Alvin F. Poussaint, M.D., noted black psychiatrist from Tufts University, has been appointed to the Harvard Medical School Faculty.
Dr. Poussaint specializes in the study of the black power movement and white workers in the civil rights movement. Last April, Dr. Poussaint spoke out against psychiatry's failure in the black community.
At a meeting of the American Orthopsychiatric Society the 35-year-old psychiatrist charged that "most therapists are trained in a middle-class setting and are not trained to help poor blacks in the ghetto."
Poor communications with blacks, he pointed out, is thus due to the fact that psychiatry "is structured to help the rich who can afford individual therapy, not disadvantaged in the community.
Dr. Poussaint's concern is partially based on his experiences while living in East Harlem, New York City and in Jackson, Mississippi in 1965-66 when he served as Southern Field Director of the Medical Committee for Human Rights. Eighteen of his major publications have dealt with the dilemma of the American black.
Robert H. Ebert, M.D., Dean of the Medical School, yesterday explained the reasons for Dr. Poussaint's appointment: "Of course we hired him because he's a first rate psychiatrist, but we also felt he could be helpful in the dean's office, especially with the black students.
Commenting on Dr. Poussaint's plans for research, Dr. Ebert explained, "We hope he'll continue to explore the relations of psychiatry and the black in the ghetto, but I have no idea of his definite plans as Harvard doesn't guide research."
In addition to his work on black power psychology, Dr. Poussaint has also been involved in the study of the use of preventive drugs on bed-wetting children and in research on nicotine substitutes for cigarette smokers.

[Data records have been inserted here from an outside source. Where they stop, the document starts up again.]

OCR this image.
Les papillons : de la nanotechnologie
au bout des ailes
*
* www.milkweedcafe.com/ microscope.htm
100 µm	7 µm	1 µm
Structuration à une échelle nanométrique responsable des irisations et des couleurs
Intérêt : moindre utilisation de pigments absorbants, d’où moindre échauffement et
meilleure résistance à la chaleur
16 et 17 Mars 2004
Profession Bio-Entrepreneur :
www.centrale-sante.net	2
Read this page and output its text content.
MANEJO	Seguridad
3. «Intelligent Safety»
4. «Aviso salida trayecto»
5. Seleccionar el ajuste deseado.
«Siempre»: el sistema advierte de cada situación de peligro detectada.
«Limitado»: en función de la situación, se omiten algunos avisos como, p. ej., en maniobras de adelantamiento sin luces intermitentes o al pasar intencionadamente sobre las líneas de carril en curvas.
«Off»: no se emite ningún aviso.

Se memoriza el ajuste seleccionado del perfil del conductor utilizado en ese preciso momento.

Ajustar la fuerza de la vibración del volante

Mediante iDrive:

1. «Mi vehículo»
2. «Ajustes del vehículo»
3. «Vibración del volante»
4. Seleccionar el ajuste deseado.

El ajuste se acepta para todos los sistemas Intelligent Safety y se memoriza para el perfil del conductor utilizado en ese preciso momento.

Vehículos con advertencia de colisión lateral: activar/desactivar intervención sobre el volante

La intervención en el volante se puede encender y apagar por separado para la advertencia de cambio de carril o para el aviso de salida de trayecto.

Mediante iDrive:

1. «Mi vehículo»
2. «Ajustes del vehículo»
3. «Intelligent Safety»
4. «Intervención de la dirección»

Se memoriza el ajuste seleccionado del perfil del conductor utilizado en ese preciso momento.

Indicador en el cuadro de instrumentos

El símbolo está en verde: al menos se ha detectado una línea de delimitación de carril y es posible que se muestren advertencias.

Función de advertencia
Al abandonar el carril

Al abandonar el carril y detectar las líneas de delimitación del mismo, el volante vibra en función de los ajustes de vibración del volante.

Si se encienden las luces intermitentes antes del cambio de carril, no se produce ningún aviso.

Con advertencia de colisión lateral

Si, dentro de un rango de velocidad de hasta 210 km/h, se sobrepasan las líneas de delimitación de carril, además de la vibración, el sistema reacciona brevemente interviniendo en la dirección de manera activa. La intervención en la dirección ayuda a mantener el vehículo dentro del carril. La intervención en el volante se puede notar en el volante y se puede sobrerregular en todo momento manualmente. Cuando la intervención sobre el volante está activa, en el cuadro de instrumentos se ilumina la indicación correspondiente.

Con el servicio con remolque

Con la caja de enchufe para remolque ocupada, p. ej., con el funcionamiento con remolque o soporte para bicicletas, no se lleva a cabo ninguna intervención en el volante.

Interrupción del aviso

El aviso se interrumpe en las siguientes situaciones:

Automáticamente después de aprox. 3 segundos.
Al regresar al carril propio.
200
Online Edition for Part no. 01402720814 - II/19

The new Associate Professor of Psychiatry earned his A.B. at Columbia and his M.D. degree at Cornell, then completed his M.S. work at the University of California at Lost Ageles.
Before his professorship at Tufts, Dr. Poussaint interned at the UCLA Center for Health Sciences. Since then he has been serving as Director of Psychiatry at the Columbia Point Health Center in Boston and as Assistant Professor of Psychiatry at Tufts.